The city of San Francisco has been rebuilt. It’s a beautiful, strong, thriving city. And no one who lives there can forget what can happen. No one who lives there can forget that they are vulnerable; that a tremor can bring it all to the ground again; that life is a precarious business and every castle we build is upon sand and rubble, destined to fall in its time, whether we’re ready for it or not.

I have a deep love for San Francisco, and maybe it's in part because its story is my own. I do not fear the unknown; I fear the intimately known coming to pass again. It's easy enough to dismiss the former fear as wild imagination; not so the latter, which I know is real. I am widowed again two, three times a week when my husband is home later than I think he should be; I live whole miserable lifetimes in those waiting minutes. I know I do it to myself, but I don't know how not to. I know too much now.

I have been through the fire. I have rebuilt my city. But I am ever on guard now, and that brings its own troubles.

3 years, 3 months

I really thought I had nothing left to say on the subject of surviving the death of my sweetheart. I thought I was done blogging about it, because what more could be said that I hadn't said a hundred times already in print, and a million times in my head? But I find myself isolated lately, both in that the passing years have made the reality of my continuing grief, such as it is now, seem, I would guess, stubborn to those who have to put up with hearing about it still, and in the fact that I have disengaged with previous sources of support, namely, the widow bulletin board. And I find I am still struggling on some level, still trying to make sense, to make peace, with this bit of reality that is never going to leave me. And so I turn once again to words, because I do need to talk about this thing that doesn't go away. Ever.

Regarding the bulletin board, I was an active participant there up until a week ago, when a young new widow was broadcasting suicide threats across the internet. I tried to help. A lot of people did; and she brushed all suggestions and offerings aside. And I struggled with the conflicting ideas that here was a true tragedy about to happen that all of us were helpless to stop, and here was a manipulative, dramatic kid who thought this is how you get attention. And while I knew her pain was real, I wanted to shake her, regardless of whichever was true, because you just can't just choose to die. Well, yeah, you can, but it's a bad, wrong, sick choice, which is to say, it's no choice at all. Even at the worst of my grief, I never made a plan to kill myself, no matter how many times I thought it wouldn't be so bad if I just didn't wake up the next day.

Life is hard, and you just don't get to give up, dammit. That being my feeling, and the constant drama of the board suddenly becoming too much for me, I've pulled back. I peek in once a day or so, but it is more of the same, and right now, I just can't deal with it.
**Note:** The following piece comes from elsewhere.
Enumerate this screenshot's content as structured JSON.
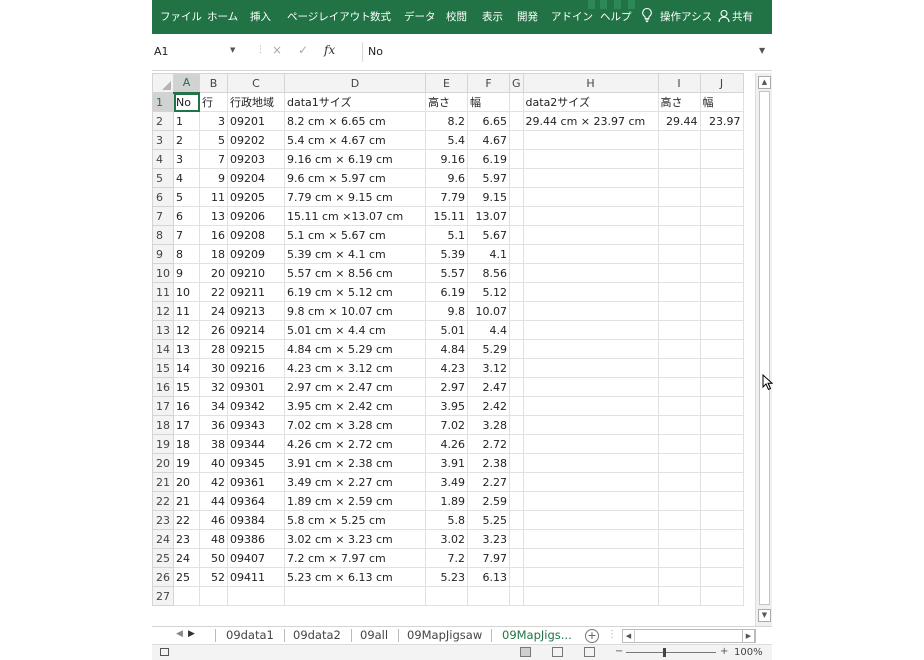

It was this girl who was crying out for help, but refusing to hear the answering cries, that was the last straw, I think.

I kind of feel like a jerk for walking away, even though I think I have given back to that community. But you can't give what you don't have, and right now, I don't have much. I'm pulling my energies inward and trying to cope with my own stuff. It's not overwhelming, but it is October, and I'm feeling it. October was when my sweetie came to visit my town; we'd hoped to make it an annual event but didn't have time. October was when I traditionally started planning for my January trip to his place; now there is no trip to plan. October is when the days get shorter, and the darkness lengthens until it can reach in and touch your heart. It is a time of melancholy and memories, at least for me, though I doubt I'm alone in this. I guess we'll see.